Desde el nacimiento a la edad adulta, la afectividad tiene sus características propias aunque se mezcla con otros aspectos del desarrollo: el crecimiento físico, las adquisiciones motrices y verbales y la inteligencia.
La afectividad cubre el campo de las emociones, los afectos y sentimientos vinculados a la esfera subjetiva, a lo vivido por el niño.
En el desarrollo afectivo se producen una serie de experiencias diversas más o menos conflictivas, relacionadas con la lucha entre los intereses del niño y las exigencias del entorno.
Primera infancia, hasta el año y medio aproximadamente
La cavidad bucal y la ingestión de alimentos proporcionan al lactante las primeras vivencias de placer y satisfacción.

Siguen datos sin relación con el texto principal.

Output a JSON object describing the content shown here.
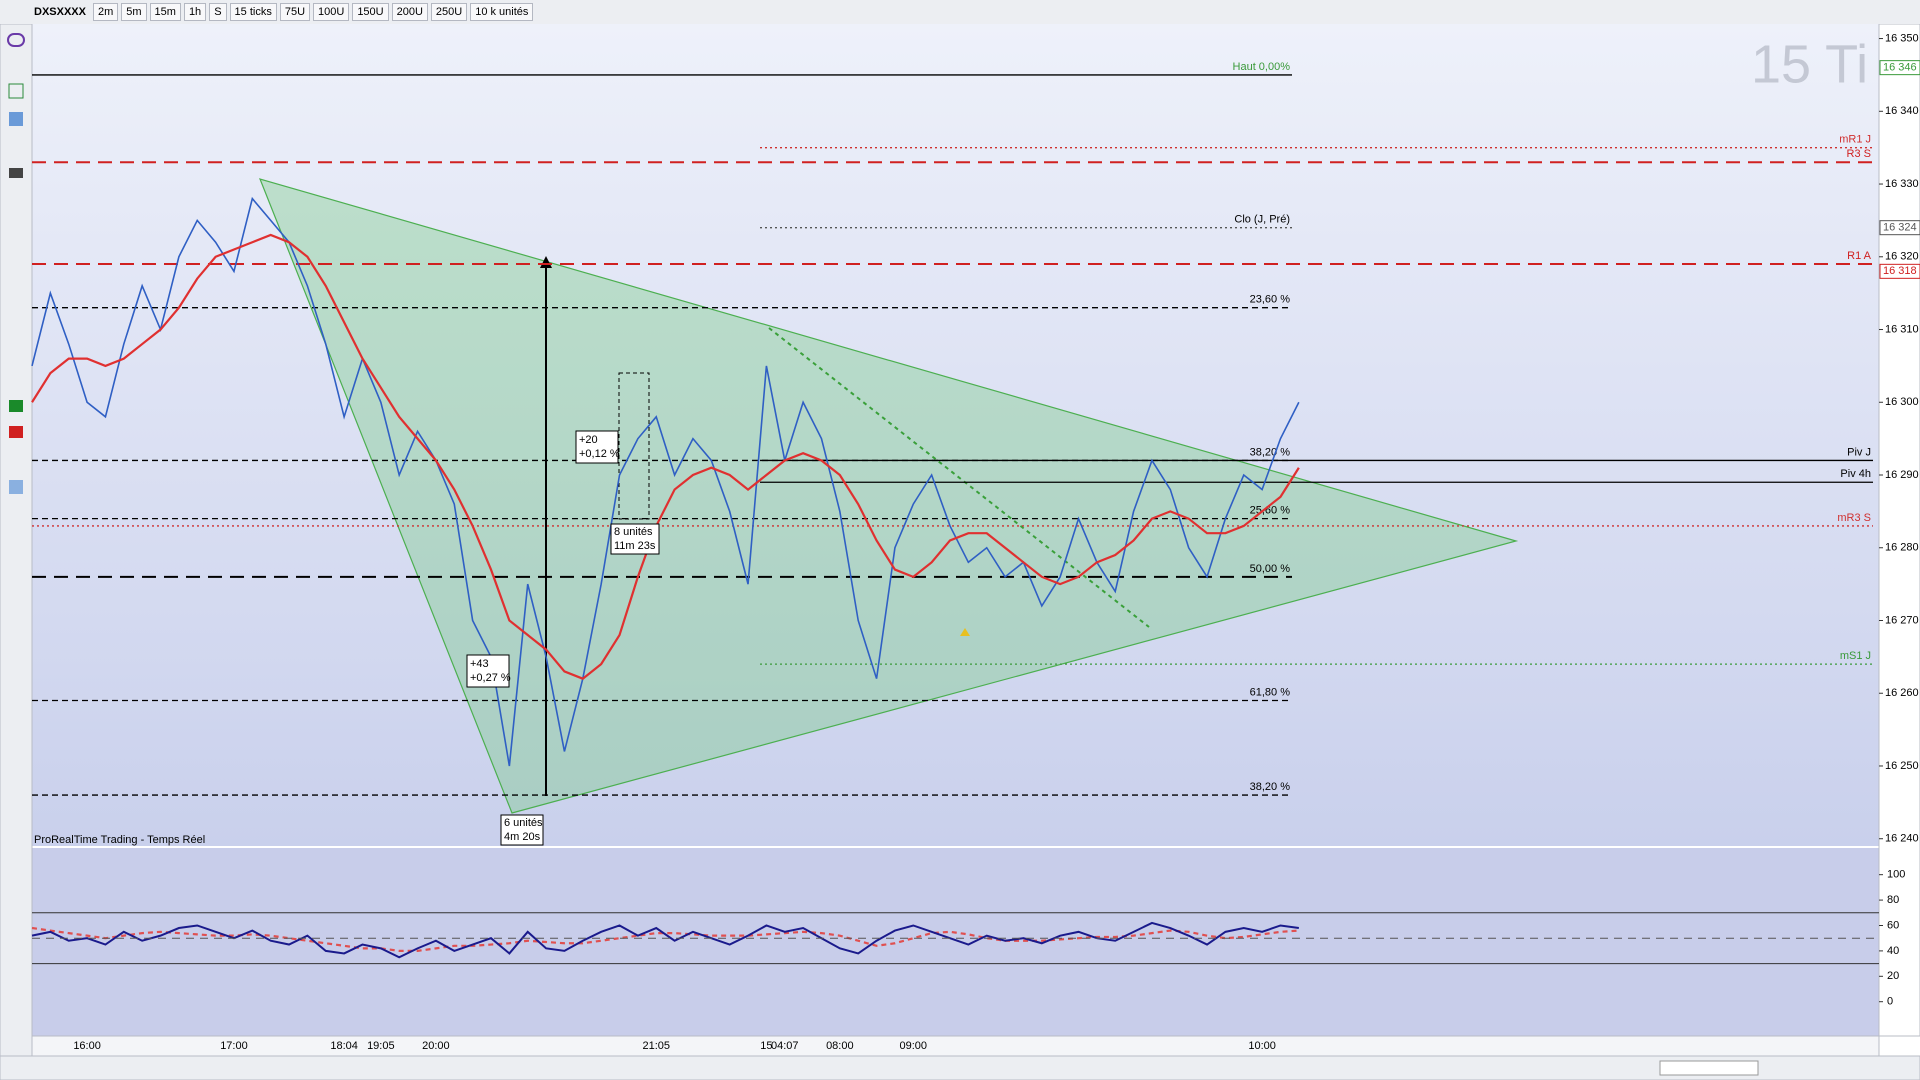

La madre deberá percibir, interpretar y responder a las demandas del bebé, tanto biológicas como afectivas. La ausencia de aportes afectivos en la relación madre-hijo conduce a secuelas en el desarrollo.
Gracias a los intercambios con la madre relacionados con las vivencias emocionales en esta etapa, el niño comenzará a reconocer al otro. Lo que implica la integración de una serie de experiencias debidas sobre todo, a la maduración perceptiva.
La sonrisa de un recién nacido se debe al estado de satisfacción que experimenta el bebé al encontrarse bien alimentado y cuidado. Hacia las 8 semanas, aparece la manifestación de una sonrisa frente al rostro humano, sin distinción de las distintas personas del entorno.
A partir del 6º y el 8º mes, el niño ya no responde con una sonrisa a cualquier persona, distingue al familiar del extraño y responde con llanto a este último. En esta edad aparece la distinción del yo, distinto del otro.
En esta etapa, además de la sonrisa asociada a las sensaciones placenteras, se dan otras reacciones emocionales negativas, llanto, cólera, tensión muscular, miedo, etc.